Justiça americana mira 384 cidadãos naturalizados para revogar passaportes
O governo do ex-presidente Donald Trump intensificou esforços para revogar a cidadania de imigrantes naturalizados nos Estados Unidos. Segundo reportagem do New York Times publicada nesta quinta-feira (11), o Departamento de Justiça (DOJ) identificou 384 pessoas nascidas no exterior que serão alvo de processos judiciais para perderem a nacionalidade americana.
Processos serão abertos em 39 escritórios regionais
Além da lista de alvos, o DOJ orientou procuradores civis a prepararem ações judiciais contra esses indivíduos em 39 escritórios regionais. Embora 384 casos representem uma pequena fração dos mais de 818 mil naturalizados em 2024, a medida estabelece um precedente perigoso, segundo especialistas.
A revogação de cidadania é legal quando há comprovação de fraude no processo de naturalização, como casamento falso, ou condenação por crimes graves. Historicamente, o governo americano revoga em média 11 cidadanias por ano desde 1990. Durante o primeiro mandato de Trump, esse número subiu para cerca de 15 casos anuais.
Números batem recorde desde o século XIX
Neste ano, entretanto, o governo busca revogar cidadanias em volume não visto desde o início do século XIX. O Times revelou que o Departamento de Segurança Interna (DHS) recebeu ordem para identificar mais de 200 casos mensais de denaturalização para o DOJ processar.
Direitos e limites da medida
Apesar da gravidade, naturalizados que perderem a cidadania mantêm direitos básicos, exceto a elegibilidade para a presidência. O governo precisa comprovar fraude ou crime em julgamento civil ou criminal — um processo complexo e demorado. Cada caso pode ser contestado, o que deve sobrecarregar ainda mais o sistema judiciário, já abarrotado de processos migratórios.
«O governo já usou esse poder no passado para perseguir pessoas vistas como opositoras políticas.»
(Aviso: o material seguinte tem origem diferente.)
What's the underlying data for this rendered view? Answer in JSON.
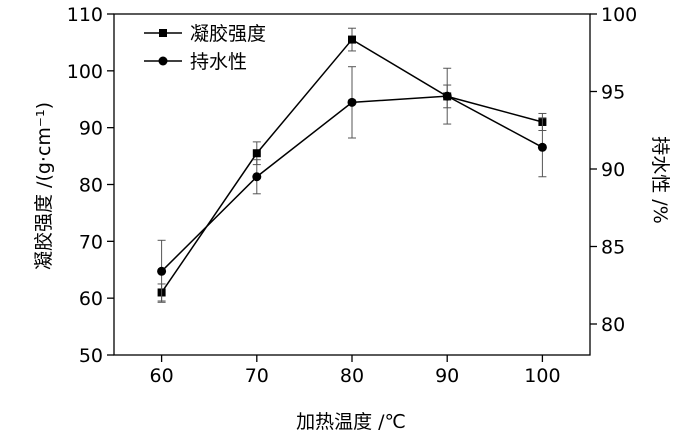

Risco de uso político da denaturalização
Embora a administração Trump afirme que só agirá contra criminosos ou casos de fraude, especialistas alertam para o risco de a medida ser usada como arma política. Comentários racistas do ex-presidente e classificações como a de antifa como organização terrorista aumentam a desconfiança.
Impacto no sistema judiciário
A ofensiva pode gerar centenas de novos processos em um sistema já sobrecarregado. Advogados imigratórios temem que a estratégia seja estendida a grupos específicos, como ativistas ou comunidades marginalizadas.
O DOJ não comentou publicamente o plano, mas a medida reforça a política de endurecimento migratório do governo Trump, que já incluiu deportações em massa e restrições a vistos.